Re: [PATCHv4 00/12] sched/fair: Migrate 'misfit' tasks on asymmetric capacity systems

From: Dietmar Eggemann
Date: Mon Jul 30 2018 - 10:30:34 EST


On 07/26/2018 07:14 PM, Valentin Schneider wrote:
Hi,

On 09/07/18 16:08, Morten Rasmussen wrote:
On Fri, Jul 06, 2018 at 12:18:27PM +0200, Vincent Guittot wrote:
Hi Morten,

On Wed, 4 Jul 2018 at 12:18, Morten Rasmussen <morten.rasmussen@xxxxxxx> wrote:

[...]

With that out of the way, I did some lmbench runs:
lat_mem_rd 10 1024

With ASYM_PACKING, I still see lmbench tasks remaining on LITTLE CPUs while
bigs are free, because ASYM_PACKING only does explicit active balancing on
CPU_NEWLY_IDLE balancing - otherwise it'll rely on the nr_balance_failed counter.

However, that counter can be reset before it reaches the threshold at which
active balance is done, which can lead to huge upmigration delays (almost a
full second). I also see the same kind of issues on Juno r0.

This could be resolved by extending ASYM_PACKING active balancing to
non NEWLY_IDLE cases, but then we'd be thrashing everything. That's another
argument for basing upmigration on task load-tracking signals, as we can
determine which tasks need active balancing much faster than the
nr_balance_failed counter way while not active balancing the world.

The task layout of the test looks like n=85 always running tasks (each for ~ 1.25ms on big or little) and they all get created and run one after the other. So on a big cpu, their util values go from 512 to 1024 and from 223 to 446 on little cpu (Juno board). Latter thanks to Quentin's 'sched/fair: Fix util_avg of new tasks for asymmetric systems'.

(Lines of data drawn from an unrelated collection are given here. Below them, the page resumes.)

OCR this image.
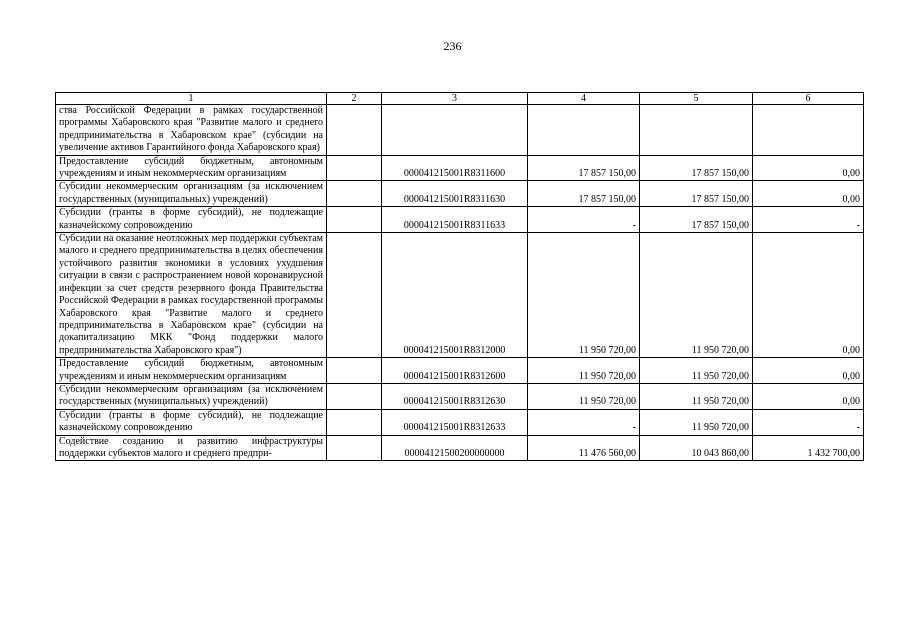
236
1	2	3	4	5	6
ства Российской Федерации в рамках государственной программы Хабаровского края "Развитие малого и среднего предпринимательства в Хабаровском крае" (субсидии на увеличение активов Гарантийного фонда Хабаровского края)					
Предоставление субсидий бюджетным, автономным учреждениям и иным некоммерческим организациям		000041215001R8311600	17 857 150,00	17 857 150,00	0,00
Субсидии некоммерческим организациям (за исключением государственных (муниципальных) учреждений)		000041215001R8311630	17 857 150,00	17 857 150,00	0,00
Субсидии (гранты в форме субсидий), не подлежащие казначейскому сопровождению		000041215001R8311633	-	17 857 150,00	-
Субсидии на оказание неотложных мер поддержки субъектам малого и среднего предпринимательства в целях обеспечения устойчивого развития экономики в условиях ухудшения ситуации в связи с распространением новой коронавирусной инфекции за счет средств резервного фонда Правительства Российской Федерации в рамках государственной программы Хабаровского края "Развитие малого и среднего предпринимательства в Хабаровском крае" (субсидии на докапитализацию МКК "Фонд поддержки малого предпринимательства Хабаровского края")		000041215001R8312000	11 950 720,00	11 950 720,00	0,00
Предоставление субсидий бюджетным, автономным учреждениям и иным некоммерческим организациям		000041215001R8312600	11 950 720,00	11 950 720,00	0,00
Субсидии некоммерческим организациям (за исключением государственных (муниципальных) учреждений)		000041215001R8312630	11 950 720,00	11 950 720,00	0,00
Субсидии (гранты в форме субсидий), не подлежащие казначейскому сопровождению		000041215001R8312633	-	11 950 720,00	-
Содействие созданию и развитию инфраструктуры поддержки субъектов малого и среднего предпри-		00004121500200000000	11 476 560,00	10 043 860,00	1 432 700,00
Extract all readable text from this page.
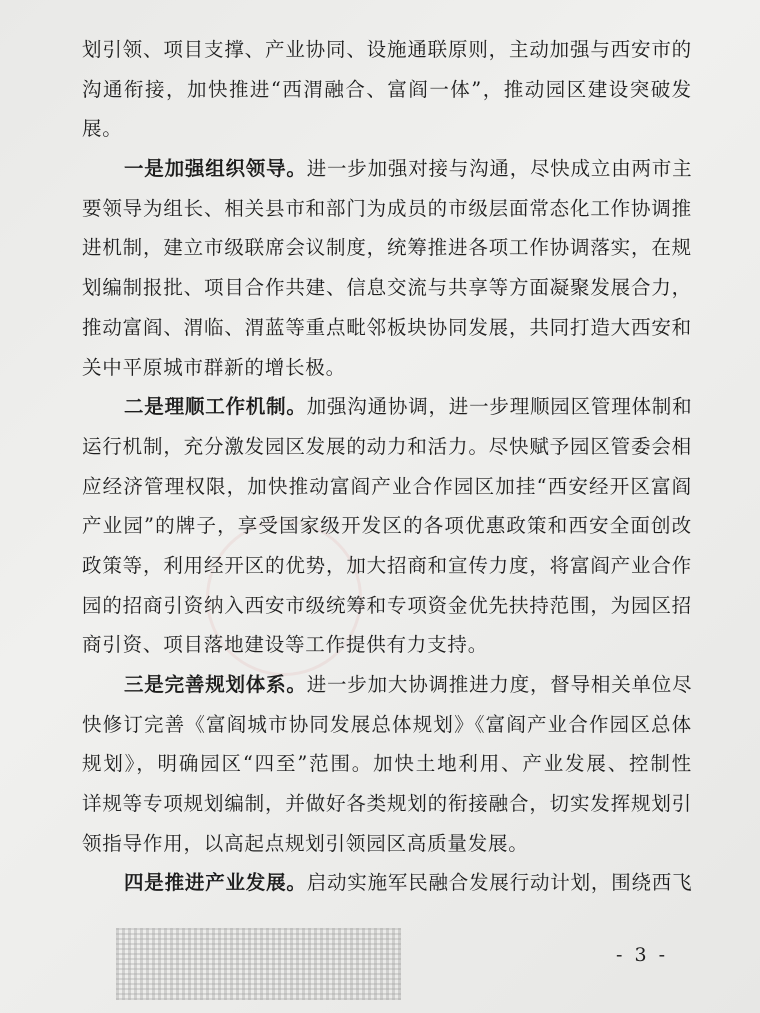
划引领、项目支撑、产业协同、设施通联原则，主动加强与西安市的
沟通衔接，加快推进“西渭融合、富阎一体”，推动园区建设突破发
展。
一是加强组织领导。进一步加强对接与沟通，尽快成立由两市主
要领导为组长、相关县市和部门为成员的市级层面常态化工作协调推
进机制，建立市级联席会议制度，统筹推进各项工作协调落实，在规
划编制报批、项目合作共建、信息交流与共享等方面凝聚发展合力，
推动富阎、渭临、渭蓝等重点毗邻板块协同发展，共同打造大西安和
关中平原城市群新的增长极。
二是理顺工作机制。加强沟通协调，进一步理顺园区管理体制和
运行机制，充分激发园区发展的动力和活力。尽快赋予园区管委会相
应经济管理权限，加快推动富阎产业合作园区加挂“西安经开区富阎
产业园”的牌子，享受国家级开发区的各项优惠政策和西安全面创改
政策等，利用经开区的优势，加大招商和宣传力度，将富阎产业合作
园的招商引资纳入西安市级统筹和专项资金优先扶持范围，为园区招
商引资、项目落地建设等工作提供有力支持。
三是完善规划体系。进一步加大协调推进力度，督导相关单位尽
快修订完善《富阎城市协同发展总体规划》《富阎产业合作园区总体
规划》，明确园区“四至”范围。加快土地利用、产业发展、控制性
详规等专项规划编制，并做好各类规划的衔接融合，切实发挥规划引
领指导作用，以高起点规划引领园区高质量发展。
四是推进产业发展。启动实施军民融合发展行动计划，围绕西飞
- 3 -
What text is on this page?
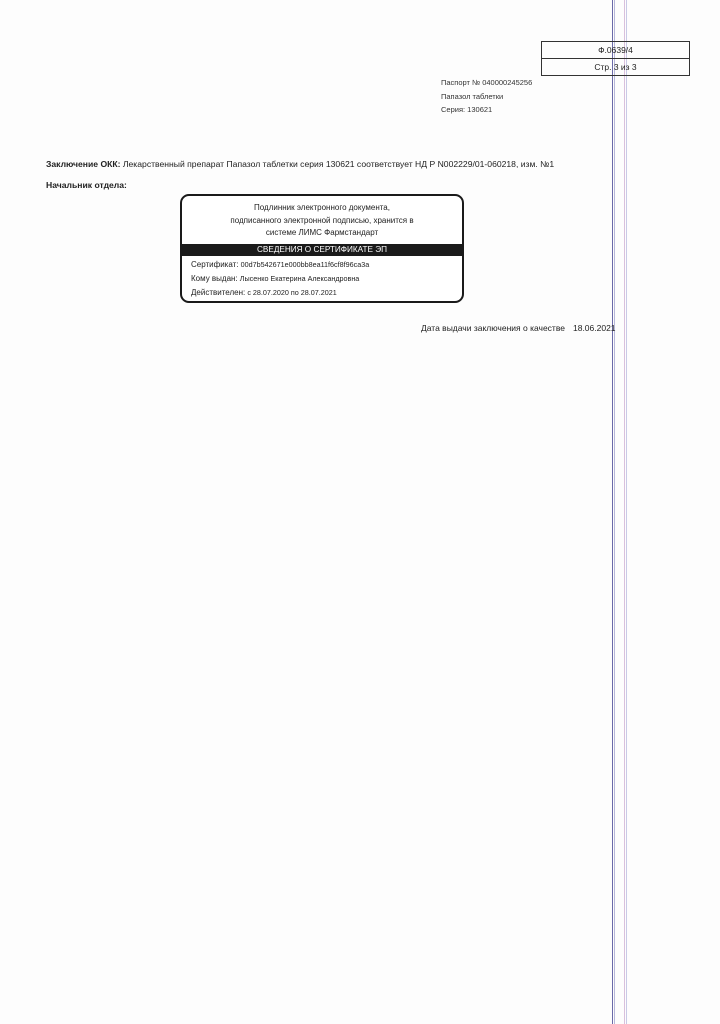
Ф.0639/4
Стр. 3 из 3
Паспорт № 040000245256
Папазол таблетки
Серия: 130621
Заключение ОКК: Лекарственный препарат Папазол таблетки серия 130621 соответствует НД Р N002229/01-060218, изм. №1
Начальник отдела:
Подлинник электронного документа,
подписанного электронной подписью, хранится в
системе ЛИМС Фармстандарт
СВЕДЕНИЯ О СЕРТИФИКАТЕ ЭП
Сертификат: 00d7b542671e000bb8ea11f6cf8f96ca3a
Кому выдан: Лысенко Екатерина Александровна
Действителен: с 28.07.2020 по 28.07.2021
Дата выдачи заключения о качестве 18.06.2021
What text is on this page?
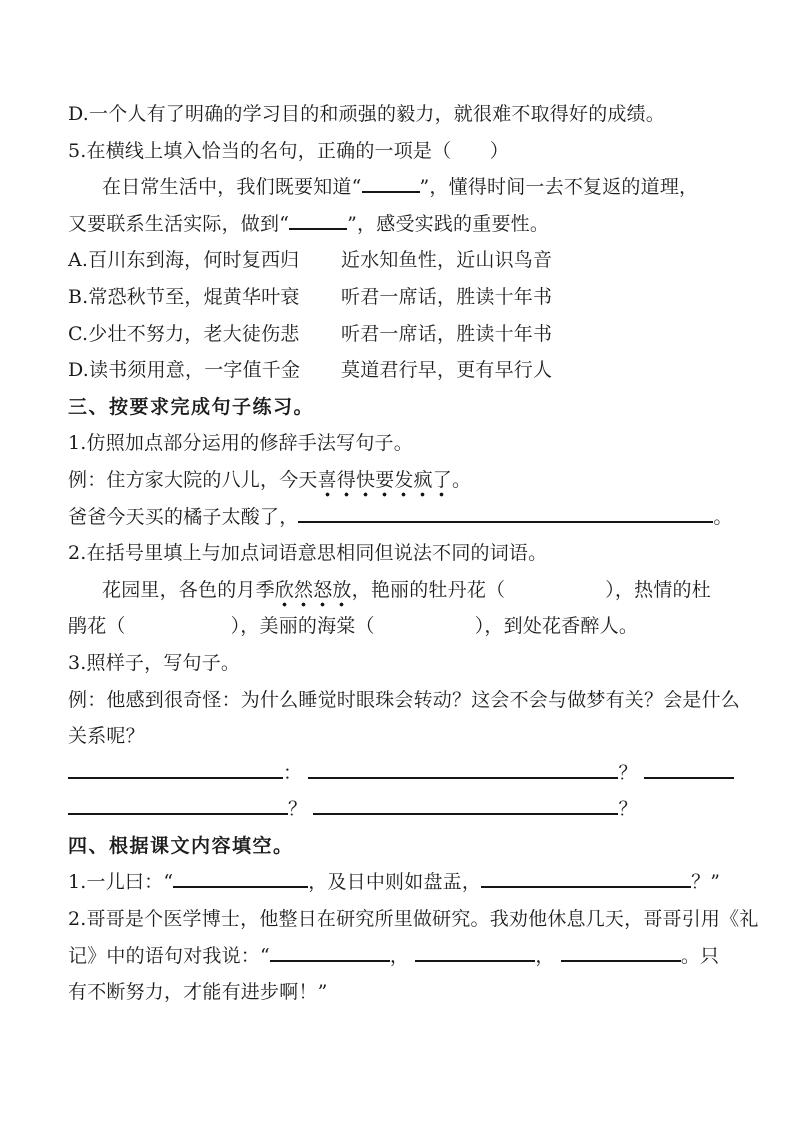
D.一个人有了明确的学习目的和顽强的毅力，就很难不取得好的成绩。
5.在横线上填入恰当的名句，正确的一项是（　　）
在日常生活中，我们既要知道“	”，懂得时间一去不复返的道理，
又要联系生活实际，做到“	”，感受实践的重要性。
A.百川东到海，何时复西归 近水知鱼性，近山识鸟音
B.常恐秋节至，焜黄华叶衰 听君一席话，胜读十年书
C.少壮不努力，老大徒伤悲 听君一席话，胜读十年书
D.读书须用意，一字值千金 莫道君行早，更有早行人
三、按要求完成句子练习。
1.仿照加点部分运用的修辞手法写句子。
例：住方家大院的八儿，今天喜得快要发疯了。
爸爸今天买的橘子太酸了，	。
2.在括号里填上与加点词语意思相同但说法不同的词语。
花园里，各色的月季欣然怒放，艳丽的牡丹花（	），热情的杜
鹃花（	），美丽的海棠（	），到处花香醉人。
3.照样子，写句子。
例：他感到很奇怪：为什么睡觉时眼珠会转动？这会不会与做梦有关？会是什么
关系呢？
：	？
？	？
四、根据课文内容填空。
1.一儿曰：“	，及日中则如盘盂，	？”
2.哥哥是个医学博士，他整日在研究所里做研究。我劝他休息几天，哥哥引用《礼
记》中的语句对我说：“	，	，	。只
有不断努力，才能有进步啊！”
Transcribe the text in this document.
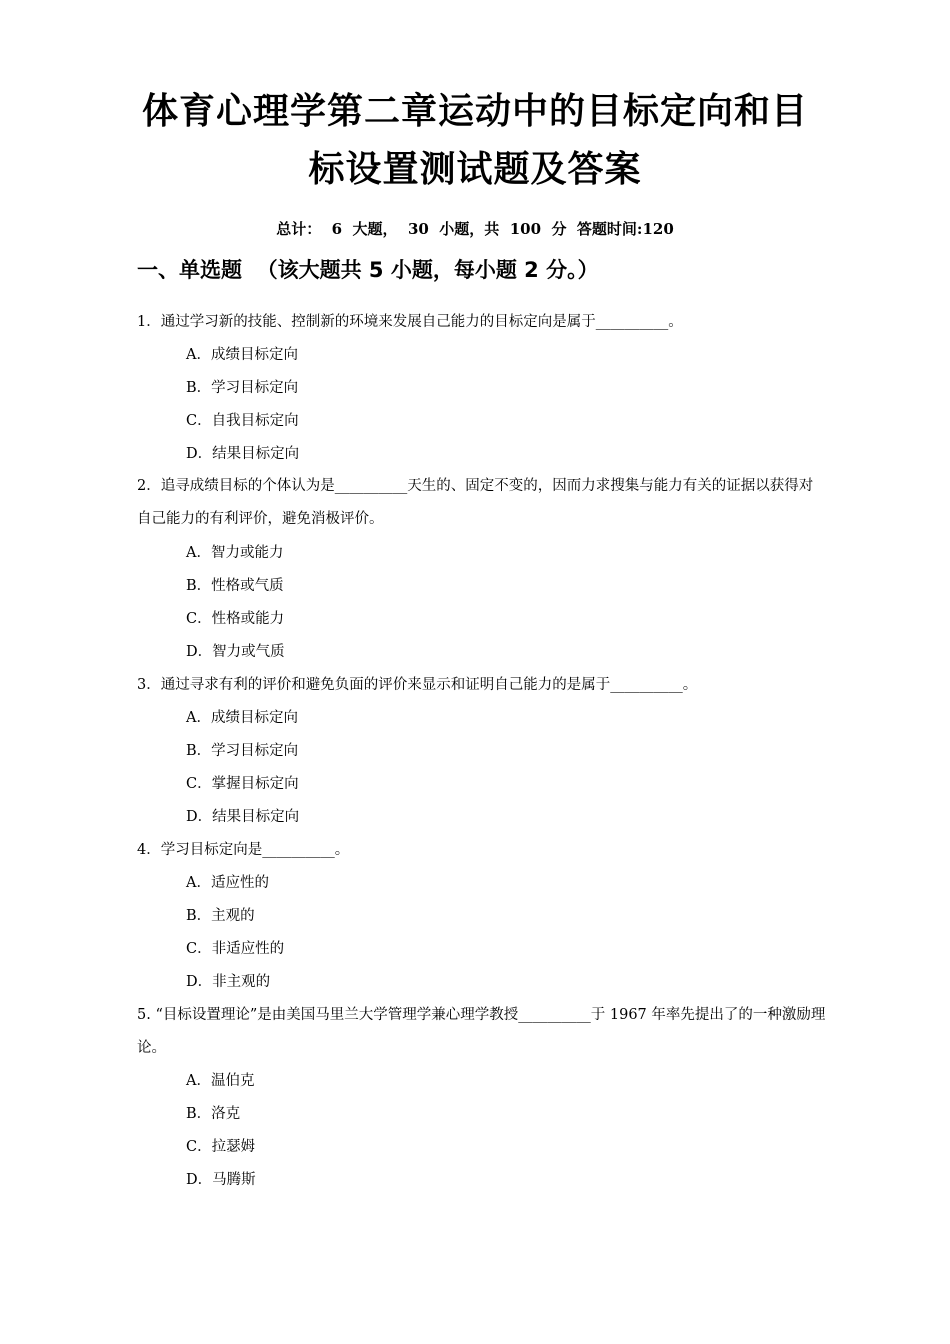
体育心理学第二章运动中的目标定向和目
标设置测试题及答案
总计：  6  大题，  30  小题，共  100  分  答题时间:120
一、单选题  （该大题共 5 小题，每小题 2 分。）
1．通过学习新的技能、控制新的环境来发展自己能力的目标定向是属于__________。
A．成绩目标定向
B．学习目标定向
C．自我目标定向
D．结果目标定向
2．追寻成绩目标的个体认为是__________天生的、固定不变的，因而力求搜集与能力有关的证据以获得对自己能力的有利评价，避免消极评价。
A．智力或能力
B．性格或气质
C．性格或能力
D．智力或气质
3．通过寻求有利的评价和避免负面的评价来显示和证明自己能力的是属于__________。
A．成绩目标定向
B．学习目标定向
C．掌握目标定向
D．结果目标定向
4．学习目标定向是__________。
A．适应性的
B．主观的
C．非适应性的
D．非主观的
5. “目标设置理论”是由美国马里兰大学管理学兼心理学教授__________于 1967 年率先提出了的一种激励理论。
A．温伯克
B．洛克
C．拉瑟姆
D．马腾斯
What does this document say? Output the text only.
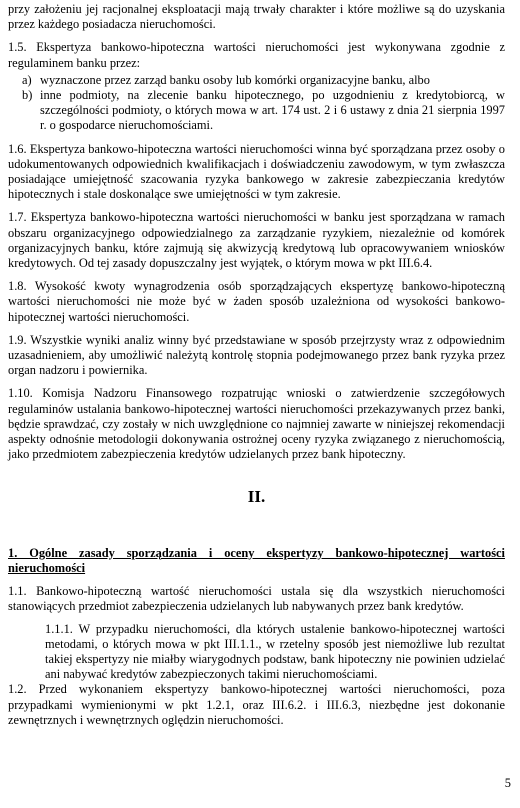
przy założeniu jej racjonalnej eksploatacji mają trwały charakter i które możliwe są do uzyskania przez każdego posiadacza nieruchomości.

1.5. Ekspertyza bankowo-hipoteczna wartości nieruchomości jest wykonywana zgodnie z regulaminem banku przez:

a) wyznaczone przez zarząd banku osoby lub komórki organizacyjne banku, albo
b) inne podmioty, na zlecenie banku hipotecznego, po uzgodnieniu z kredytobiorcą, w szczególności podmioty, o których mowa w art. 174 ust. 2 i 6 ustawy z dnia 21 sierpnia 1997 r. o gospodarce nieruchomościami.

1.6. Ekspertyza bankowo-hipoteczna wartości nieruchomości winna być sporządzana przez osoby o udokumentowanych odpowiednich kwalifikacjach i doświadczeniu zawodowym, w tym zwłaszcza posiadające umiejętność szacowania ryzyka bankowego w zakresie zabezpieczania kredytów hipotecznych i stale doskonalące swe umiejętności w tym zakresie.

1.7. Ekspertyza bankowo-hipoteczna wartości nieruchomości w banku jest sporządzana w ramach obszaru organizacyjnego odpowiedzialnego za zarządzanie ryzykiem, niezależnie od komórek organizacyjnych banku, które zajmują się akwizycją kredytową lub opracowywaniem wniosków kredytowych. Od tej zasady dopuszczalny jest wyjątek, o którym mowa w pkt III.6.4.

1.8. Wysokość kwoty wynagrodzenia osób sporządzających ekspertyzę bankowo-hipoteczną wartości nieruchomości nie może być w żaden sposób uzależniona od wysokości bankowo-hipotecznej wartości nieruchomości.

1.9. Wszystkie wyniki analiz winny być przedstawiane w sposób przejrzysty wraz z odpowiednim uzasadnieniem, aby umożliwić należytą kontrolę stopnia podejmowanego przez bank ryzyka przez organ nadzoru i powiernika.

1.10. Komisja Nadzoru Finansowego rozpatrując wnioski o zatwierdzenie szczegółowych regulaminów ustalania bankowo-hipotecznej wartości nieruchomości przekazywanych przez banki, będzie sprawdzać, czy zostały w nich uwzględnione co najmniej zawarte w niniejszej rekomendacji aspekty odnośnie metodologii dokonywania ostrożnej oceny ryzyka związanego z nieruchomością, jako przedmiotem zabezpieczenia kredytów udzielanych przez bank hipoteczny.

II.

1. Ogólne zasady sporządzania i oceny ekspertyzy bankowo-hipotecznej wartości nieruchomości

1.1. Bankowo-hipoteczną wartość nieruchomości ustala się dla wszystkich nieruchomości stanowiących przedmiot zabezpieczenia udzielanych lub nabywanych przez bank kredytów.

1.1.1. W przypadku nieruchomości, dla których ustalenie bankowo-hipotecznej wartości metodami, o których mowa w pkt III.1.1., w rzetelny sposób jest niemożliwe lub rezultat takiej ekspertyzy nie miałby wiarygodnych podstaw, bank hipoteczny nie powinien udzielać ani nabywać kredytów zabezpieczonych takimi nieruchomościami.

1.2. Przed wykonaniem ekspertyzy bankowo-hipotecznej wartości nieruchomości, poza przypadkami wymienionymi w pkt 1.2.1, oraz III.6.2. i III.6.3, niezbędne jest dokonanie zewnętrznych i wewnętrznych oględzin nieruchomości.

5
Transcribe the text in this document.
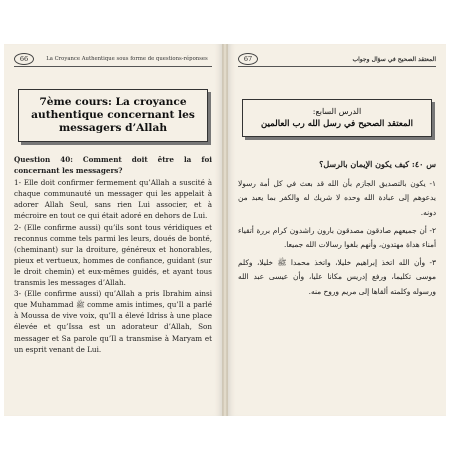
66	La Croyance Authentique sous forme de questions-réponses
7ème cours: La croyance authentique concernant les messagers d’Allah

Question 40: Comment doit être la foi concernant les messagers?

1- Elle doit confirmer fermement qu’Allah a suscité à chaque communauté un messager qui les appelait à adorer Allah Seul, sans rien Lui associer, et à mécroire en tout ce qui était adoré en dehors de Lui.

2- (Elle confirme aussi) qu’ils sont tous véridiques et reconnus comme tels parmi les leurs, doués de bonté, (cheminant) sur la droiture, généreux et honorables, pieux et vertueux, hommes de confiance, guidant (sur le droit chemin) et eux-mêmes guidés, et ayant tous transmis les messages d’Allah.

3- (Elle confirme aussi) qu’Allah a pris Ibrahim ainsi que Muhammad ﷺ comme amis intimes, qu’Il a parlé à Moussa de vive voix, qu’Il a élevé Idriss à une place élevée et qu’Issa est un adorateur d’Allah, Son messager et Sa parole qu’Il a transmise à Maryam et un esprit venant de Lui.

67	المعتقد الصحيح في سؤال وجواب
الدرس السابع:
المعتقد الصحيح في رسل الله رب العالمين

س ٤٠: كيف يكون الإيمان بالرسل؟

١- يكون بالتصديق الجازم بأن الله قد بعث في كل أمة رسولا يدعوهم إلى عبادة الله وحده لا شريك له والكفر بما يعبد من دونه.

٢- أن جميعهم صادقون مصدقون بارون راشدون كرام بررة أتقياء أمناء هداة مهتدون، وأنهم بلغوا رسالات الله جميعا.

٣- وأن الله اتخذ إبراهيم خليلا، واتخذ محمدا ﷺ خليلا، وكلم موسى تكليما، ورفع إدريس مكانا عليا، وأن عيسى عبد الله ورسوله وكلمته ألقاها إلى مريم وروح منه.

root@juno:~# cat /sys/devices/system/cpu/cpu[01]/cpu_capacity
446
1024

(lat_mem_rd 10 1024) with ASYM_PACKING:

...
4.0 148.66 <-----
4.5 10.191
...
7.5 10.203
8.0 154.354 <-----

I ran the test affine to big, little and all cpus on tip/sched/core w/o ASYM_PACKING or Misfit:

cputype: big little all
cpumask: 0x06 0x39 0xff

mem size <---- latency ---->

0.00098 3.668 3.595 3.669
0.00195 3.668 3.594 3.594
0.00293 3.668 3.593 3.595
0.00391 3.669 3.596 3.595
...
3.75000 58.687 121.934 122.293
4.00000 57.054 121.771 120.489
4.50000 56.914 121.851 56.729
5.00000 57.347 121.777 56.975
5.50000 57.705 121.738 68.981
6.00000 57.935 121.728 57.542
6.50000 58.119 121.694 121.799
7.00000 58.194 121.502 57.844
7.50000 58.258 121.684 58.050
8.00000 58.293 121.725 58.030
9.00000 58.309 121.793 58.188
10.00000 58.561 122.252 122.078

There is no diff between big and little cpus with small memory sizes, just with the MB range.
If I look into the trace for 'all' it turns out that their are cases in which, even if the task only run for ~15% of the time on big, the latency value is printed as when it was running affine to big. So using the latency value as an indicator where the task was scheduled is IMHO not really possible.